The Gubbi Gubbi, also written Kabi Kabi, people are an Indigenous Australian people native to southeastern Queensland. They are now classified as one of several Murri language groups in Queensland.

Gubbi Gubbi was first described by the Reverend William Ridley on the basis of notes taken from an interview with James Davis in 1855, who lived among the Ginginbara clan and called it Dippil, a generic denominator of several tribes speaking similar dialects to the Gubbi Gubbi.

Norman Tindale situated the Gubbi Gubbi as an inland tribe of the Wide Bay–Burnett area, whose lands extended over 3,700 sq. miles and lay west of Maryborough. The northern borders ran as far as Childers and Hervey Bay. On the south, they approached the headwaters of the Mary River and Cooroy. Westwards, they reached as far as the Coast Ranges and Kilkivan. Gubbi Gubbi country is currently located between Pumicestone Road, near Caboolture in the south, through to Childers in the north.

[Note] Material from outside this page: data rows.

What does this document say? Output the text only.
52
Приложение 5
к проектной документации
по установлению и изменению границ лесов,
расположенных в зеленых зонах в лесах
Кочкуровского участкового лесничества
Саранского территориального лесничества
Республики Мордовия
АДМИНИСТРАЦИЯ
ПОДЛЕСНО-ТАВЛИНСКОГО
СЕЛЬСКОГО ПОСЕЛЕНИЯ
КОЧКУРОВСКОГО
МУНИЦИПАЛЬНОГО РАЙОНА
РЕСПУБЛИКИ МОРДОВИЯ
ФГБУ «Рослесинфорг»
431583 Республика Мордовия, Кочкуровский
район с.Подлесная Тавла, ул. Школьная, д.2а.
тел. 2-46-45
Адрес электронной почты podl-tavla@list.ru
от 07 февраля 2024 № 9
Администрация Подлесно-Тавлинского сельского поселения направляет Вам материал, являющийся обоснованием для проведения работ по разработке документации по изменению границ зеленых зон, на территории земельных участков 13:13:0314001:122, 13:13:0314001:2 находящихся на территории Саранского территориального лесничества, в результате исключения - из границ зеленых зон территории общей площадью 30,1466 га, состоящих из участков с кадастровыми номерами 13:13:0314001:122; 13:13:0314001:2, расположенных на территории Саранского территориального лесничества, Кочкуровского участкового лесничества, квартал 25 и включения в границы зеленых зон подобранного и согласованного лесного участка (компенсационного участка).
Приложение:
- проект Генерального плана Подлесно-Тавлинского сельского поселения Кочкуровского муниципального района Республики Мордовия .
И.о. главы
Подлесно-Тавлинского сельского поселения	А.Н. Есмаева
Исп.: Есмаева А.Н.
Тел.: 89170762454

Some Gubbi Gubbi died in the mass poisoning of upwards of 60 Aborigines on the Kilcoy run in 1842. A further 50-60 are said to have been killed by food laced with arsenic at Whiteside Station in April 1847. As colonial entrepreneurs pushed into their territory to establish pastoral stations, they together with the Butchulla set up a fierce resistance: from 1847 to 1853, 28 squatters and their shepherds were killed. In June 1849 two youths, the Pegg brothers, were speared on the property while herding sheep. Gregory Blaxland, the 7th son of the eponymous explorer Gregory Blaxland took vengeance, heading a vigilante posse of some 50 squatters and station hands and, at Bingera, ambushed a group of 100 sleeping myalls of the 'Gin gin tribe' who are usually identified now as the Gubbi Gubbi. They had feasted on stolen sheep. Marksmen picked off many, even those fleeing by diving into the Burnett River. The slaughter was extensive, and the bones of many of the dead were uncovered on the site many decades later. Blaxland was in turn killed in a payback action sometime in July–August 1850. His death was revenged in a further large-scaled massacre of tribes in the area.